DASK on Mars#

Note

New in version 0.8.0a2

Dask-on-Mars provides a simple way to execute the entire Dask ecosystem on top of Mars.

Dask is a flexible library for parallel computing in Python, geared towards scaling analytics and scientific computing workloads. It provides big data collections and Dynamic task scheduling optimized for computation.

Note

For execution on Mars, you should not use the Dask.distributed client, simply use plain Dask collections and functionalities.

Scheduler#

The main API for Dask-on-Mars is mars.contrib.dask.mars_scheduler().
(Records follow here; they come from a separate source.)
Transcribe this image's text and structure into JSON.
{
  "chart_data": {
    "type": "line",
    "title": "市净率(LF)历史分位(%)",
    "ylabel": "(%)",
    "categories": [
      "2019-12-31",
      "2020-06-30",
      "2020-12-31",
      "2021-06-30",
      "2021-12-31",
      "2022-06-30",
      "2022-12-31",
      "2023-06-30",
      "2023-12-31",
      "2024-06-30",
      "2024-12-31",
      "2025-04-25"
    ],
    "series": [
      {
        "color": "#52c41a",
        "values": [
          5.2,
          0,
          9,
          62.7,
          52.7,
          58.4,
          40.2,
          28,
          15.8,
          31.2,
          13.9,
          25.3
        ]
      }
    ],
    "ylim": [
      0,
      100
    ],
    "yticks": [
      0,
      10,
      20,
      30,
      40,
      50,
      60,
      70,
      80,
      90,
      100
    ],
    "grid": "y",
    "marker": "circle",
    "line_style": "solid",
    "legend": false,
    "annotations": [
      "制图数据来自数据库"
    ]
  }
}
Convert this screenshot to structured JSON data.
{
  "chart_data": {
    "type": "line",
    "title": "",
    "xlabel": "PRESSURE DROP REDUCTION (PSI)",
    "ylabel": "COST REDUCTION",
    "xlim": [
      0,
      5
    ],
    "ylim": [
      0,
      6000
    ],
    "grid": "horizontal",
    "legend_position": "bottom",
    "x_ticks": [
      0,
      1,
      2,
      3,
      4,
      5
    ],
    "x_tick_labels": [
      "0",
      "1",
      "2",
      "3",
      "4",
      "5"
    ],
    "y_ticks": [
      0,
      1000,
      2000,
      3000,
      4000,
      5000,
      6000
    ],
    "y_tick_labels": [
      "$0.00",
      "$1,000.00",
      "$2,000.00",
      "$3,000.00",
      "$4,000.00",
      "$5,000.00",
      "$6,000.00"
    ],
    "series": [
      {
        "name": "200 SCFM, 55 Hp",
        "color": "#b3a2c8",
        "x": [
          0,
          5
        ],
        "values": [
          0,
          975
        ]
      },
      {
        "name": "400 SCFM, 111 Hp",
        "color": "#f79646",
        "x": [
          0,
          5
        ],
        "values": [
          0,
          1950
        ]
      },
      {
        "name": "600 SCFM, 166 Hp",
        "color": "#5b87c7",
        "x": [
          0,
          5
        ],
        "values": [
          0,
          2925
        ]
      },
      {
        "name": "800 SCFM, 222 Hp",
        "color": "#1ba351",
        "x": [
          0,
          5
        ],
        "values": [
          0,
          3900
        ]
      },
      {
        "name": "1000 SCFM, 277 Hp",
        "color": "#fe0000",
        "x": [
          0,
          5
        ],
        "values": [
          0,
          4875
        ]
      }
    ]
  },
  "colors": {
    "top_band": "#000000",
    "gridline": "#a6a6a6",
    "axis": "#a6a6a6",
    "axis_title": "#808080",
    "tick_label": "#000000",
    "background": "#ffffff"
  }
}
It uses Dask’s scheduler API, which allows you to specify any callable as the scheduler that you would like Dask to use to execute your workload.

>>> import dask
>>> from mars.contrib.dask import mars_scheduler
>>>
>>> def inc(x):
>>>     return x + 1
>>>
>>> dask_task = dask.delayed(inc)(1)
>>> dask_task.compute(scheduler=mars_scheduler) # Run delayed object on top of Mars
2

You can also set Mars scheduler as default one.

>>> import dask
>>> from mars.contrib.dask import mars_scheduler
>>> dask.config.set(scheduler=mars_scheduler)

Convert Dask Collections#

mars.contrib.dask.convert_dask_collection() can be used when user needs to manipulate dask collections with Mars remote API or other features. It converts dask collections like delayed or dask-dataframe to Mars Objects, which can be considered as results returned by mars.remote.spawn().

>>> import dask
>>> import mars.remote as mr
>>> from mars.contrib.dask import convert_dask_collection
>>>
>>> def inc(x):
>>>     return x + 1
>>>
>>> dask_task = dask.delayed(inc)(1)
>>> mars_obj = convert_dask_collection(dask_task) # Convert Dask object to Mars object
>>> mars_task = mr.spawn(inc, args=(mars_obj,))
>>> mars_task
Object <op=RemoteFunction, key=14a77b28d32904002829b2e8c6474b56>
>>> mars_task.execute().fetch()
3

Dask-on-Mars is an ongoing project. Please open an issue if you find that one of these dask functionalities doesn’t run on Mars.